A Tax Overhaul Plan Co-ops and Condos Will Love
Nov. 30, 2018 — Citizens Budget Commission proposes pegging assessments to market value.
Residents of the city’s co-ops and condominiums might soon have reason to rejoice. Ditto owners of one-, two-, and three-family homes – if the panel studying an overhaul of the city’s much-maligned property tax system adopts a new recommendation from the independent fiscal monitor Citizens Budget Commission, Bloomberg reports.
The nonpartisan group has proposed a “comprehensive redesign” of the system that would shift co-ops and condos from Class 2 into Class 1 with one-, two-, three-family homes, which face a lower effective tax rate. Effective tax rates would be increased for residential rental buildings (Class 2), utility properties (Class 3), and commercial properties (Class 4).

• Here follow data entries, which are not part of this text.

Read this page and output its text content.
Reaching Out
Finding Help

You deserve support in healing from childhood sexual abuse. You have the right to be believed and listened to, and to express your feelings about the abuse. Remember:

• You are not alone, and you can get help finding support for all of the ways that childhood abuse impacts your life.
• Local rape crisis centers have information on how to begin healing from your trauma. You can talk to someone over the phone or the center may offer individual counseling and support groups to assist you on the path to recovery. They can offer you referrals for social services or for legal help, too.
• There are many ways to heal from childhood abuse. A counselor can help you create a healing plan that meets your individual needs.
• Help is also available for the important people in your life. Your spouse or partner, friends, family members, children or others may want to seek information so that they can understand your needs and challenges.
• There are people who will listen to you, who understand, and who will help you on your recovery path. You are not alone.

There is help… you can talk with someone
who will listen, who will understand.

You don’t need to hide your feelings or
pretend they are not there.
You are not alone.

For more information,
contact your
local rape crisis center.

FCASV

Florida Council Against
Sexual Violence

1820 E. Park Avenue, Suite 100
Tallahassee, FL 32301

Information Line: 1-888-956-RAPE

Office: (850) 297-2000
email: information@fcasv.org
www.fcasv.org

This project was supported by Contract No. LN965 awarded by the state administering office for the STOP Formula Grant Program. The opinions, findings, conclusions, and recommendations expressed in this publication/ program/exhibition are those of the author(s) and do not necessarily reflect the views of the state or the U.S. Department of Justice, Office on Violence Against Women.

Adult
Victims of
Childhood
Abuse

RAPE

Assessed values would rise in all four classes, with a shift to valuation relying on full market value, possibly adjusted to favor residential properties and households where property taxes are out of proportion to income. Under the current system, co-ops and condos are assessed not on market value but on the value of nearby rental properties. That, plus a cap on yearly rises in assessments, has led to a current state of affairs where wealthy homeowners frequently pay far less in property taxes, proportionally, than lower-income households.
The Advisory Commission on Property Tax Reform, formed in the spring by Mayor Bill de Blasio and the city council, is developing legislative proposals and other steps for next year that would introduce the first changes in the system in more than 20 years. The commission has heard comments from the public in all five boroughs, and it will hear expert testimony at a hearing on Dec. 13. It is now considering the CBC proposals.